Last post I mentioned adding a “pseudo” receiver dynamics mode to RTKLIB that gives most of the benefit of the receiver dynamics option but with a much smaller number of computations. Since then I have realized that a better alternative is to optimize the existing dynamics mode to use less computations rather than replace it with something new. That is what I will discuss this post.

First let’s take a quick look at how the receiver dynamics feature works.

There are normally two steps for each time sample in the kalman filter calculations. In the first step, the kalman filter predicts the receiver position for the current time sample based on the receiver position of the previous sample, the time elapsed since the last sample, and the known dynamics of the receiver. It also estimates the confidence of that estimate in terms of variances. In the second step, these predictions are updated based on the input measurements from the receiver. Confidence levels (variances) are also estimated for the measurements and the relative weighting between prediction and measurement used in this update are determined by the variances.

It is the first step that we are interested in here. It is referred to as the time update of the kalman filter in the documentation. It is also sometimes referred to as the state prediction.

If receiver dynamics is set to off, then this first step is skipped. Instead of predicting the position, RTKLIB simply uses the coarse measurement derived from the pseudorange measurements. This measurement will generally be much less accurate than the predicted position, which is why enabling receiver dynamics is desirable.

If receiver dynamics is set to on, then RTKLIB will add six states to the kalman filter, three for receiver velocity (x, y, z) and three for acceleration. This is in addition to the existing three states for receiver position (x, y, z). The kalman filter will then use these estimates of the receiver’s velocity and acceleration when predicting what the receiver position will be one sample later. These states are updated in a similar way to the other states, but note that unlike most of the states, these do not have direct measurements associated with them. Since, in typical RTKLIB applications, the time between samples is usually quite short relative to the receiver’s maximum acceleration, these predictions should be quite accurate. The confidence of these position estimates will also be updated based on the length of time to the next sample and the acceleration characteristics of the receiver defined by the configuration file input parameters “stats-prnaccelh” and “stats-prnaccelv”. The longer the time between samples and the larger the possible accelerations of the receiver are, the less confident the kalman filter will be in its estimates. Less confidence means higher variances.

For more details on exactly how this is done let’s look at Appendix E in the user manual. In section E.7 we find the matrix used for the time update of the kalman filter.

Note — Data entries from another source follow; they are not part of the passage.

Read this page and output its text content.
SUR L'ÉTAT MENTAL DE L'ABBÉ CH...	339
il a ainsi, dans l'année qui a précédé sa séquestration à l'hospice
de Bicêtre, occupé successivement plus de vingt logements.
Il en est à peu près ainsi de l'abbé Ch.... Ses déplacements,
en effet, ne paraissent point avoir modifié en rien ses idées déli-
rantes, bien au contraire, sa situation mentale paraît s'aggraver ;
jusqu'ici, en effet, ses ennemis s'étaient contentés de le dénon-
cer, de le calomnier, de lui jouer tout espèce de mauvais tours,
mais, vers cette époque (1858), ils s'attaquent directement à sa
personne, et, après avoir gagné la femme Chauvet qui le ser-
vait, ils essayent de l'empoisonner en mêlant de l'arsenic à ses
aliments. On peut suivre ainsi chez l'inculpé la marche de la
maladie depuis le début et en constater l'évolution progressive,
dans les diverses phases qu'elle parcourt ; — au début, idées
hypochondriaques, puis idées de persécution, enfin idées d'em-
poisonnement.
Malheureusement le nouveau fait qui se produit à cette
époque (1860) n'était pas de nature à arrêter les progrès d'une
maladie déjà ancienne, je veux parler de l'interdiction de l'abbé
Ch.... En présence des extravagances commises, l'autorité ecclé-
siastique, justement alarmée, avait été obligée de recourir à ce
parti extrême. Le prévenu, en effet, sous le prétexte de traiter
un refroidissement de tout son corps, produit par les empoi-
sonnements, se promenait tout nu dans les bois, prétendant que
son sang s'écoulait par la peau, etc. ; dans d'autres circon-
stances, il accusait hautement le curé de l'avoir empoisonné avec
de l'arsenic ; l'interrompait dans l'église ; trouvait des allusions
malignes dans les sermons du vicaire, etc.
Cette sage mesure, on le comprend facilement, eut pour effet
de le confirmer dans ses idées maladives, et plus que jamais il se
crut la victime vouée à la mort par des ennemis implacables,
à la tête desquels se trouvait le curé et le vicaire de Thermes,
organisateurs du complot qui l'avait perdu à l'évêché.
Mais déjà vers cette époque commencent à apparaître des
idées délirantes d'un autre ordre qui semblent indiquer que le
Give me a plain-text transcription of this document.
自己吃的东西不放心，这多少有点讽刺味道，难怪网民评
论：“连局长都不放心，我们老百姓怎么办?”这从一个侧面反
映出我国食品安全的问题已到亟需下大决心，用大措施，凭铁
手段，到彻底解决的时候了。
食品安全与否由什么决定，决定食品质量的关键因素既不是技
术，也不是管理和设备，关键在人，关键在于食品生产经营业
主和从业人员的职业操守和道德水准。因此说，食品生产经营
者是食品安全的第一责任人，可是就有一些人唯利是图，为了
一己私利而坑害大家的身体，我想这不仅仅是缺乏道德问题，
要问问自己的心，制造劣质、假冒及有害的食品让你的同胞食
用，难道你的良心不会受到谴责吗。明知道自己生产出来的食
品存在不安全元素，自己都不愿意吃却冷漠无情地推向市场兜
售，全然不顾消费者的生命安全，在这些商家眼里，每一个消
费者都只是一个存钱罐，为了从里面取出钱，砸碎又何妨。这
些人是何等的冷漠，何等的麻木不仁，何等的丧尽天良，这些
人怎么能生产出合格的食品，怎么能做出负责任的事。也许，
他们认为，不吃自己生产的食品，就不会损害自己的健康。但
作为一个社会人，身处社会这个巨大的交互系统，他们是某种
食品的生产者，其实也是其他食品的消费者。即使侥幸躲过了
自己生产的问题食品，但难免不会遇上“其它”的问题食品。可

The updated state vector x(k+1) , one sample time later than x(k), is calculated by multiplying this matrix by x(k). In other words:

x(k+1) = F * x(k)

In this case F is a square matrix, nxn, where n is the number of states. The exact number of states will depend on input parameters but for my example, with GPS, GLONASS, SBAS, and dynamics enabled, n is equal to 98. This is one state for each satellite plus the nine for the receiver mentioned above. Multiplying an nxm matrix with an mxp matrix, assuming no shortcuts are taken, requires nxmxp multiplications, in this case, 98x98x1=9604.

Let’s take a closer look at F, the state-transition matrix. First, notice that it is almost equal to the identity matrix, which is a matrix with all 1’s on the diagonal (I is a notation for identity matrix here). Only the one 3×3 term multiplied by tau is off the diagonal. If it wasn’t for this term, x(k+1) would simply equal x(k) since multiplying a matrix by I is equivalent to multiplying a scalar by one. This makes sense since we are only updating the position states … all the satellite bias states should remain constant with time.

So what is the tau term doing here? Let’s look at the first row in the F matrix. By replacing the I notation with actual numbers we can see that it is equal to {1 0 0 τ 0 0 …} where the remaining 92 elements are all zero. In this case τ is the time difference between samples. Since the first three states are position in the x,y,z axes and the next three states are velocity in the x,y,z axes, the first three rows of F corresponds to the equations

posx(k+1) = posx(k) + velx(k) * τ

posy(k+1) = posy(k) + vely(k) * τ

posz(k+1) = posz(k) + velz(k) * τ

So what could appear to be a somewhat intimidating equation in matrix form turns out to be quite simple and familiar when reduced to its parts.

Since the rest of F is the identity matrix, the equations for all the other states will be even simpler and will just be equal to their previous value.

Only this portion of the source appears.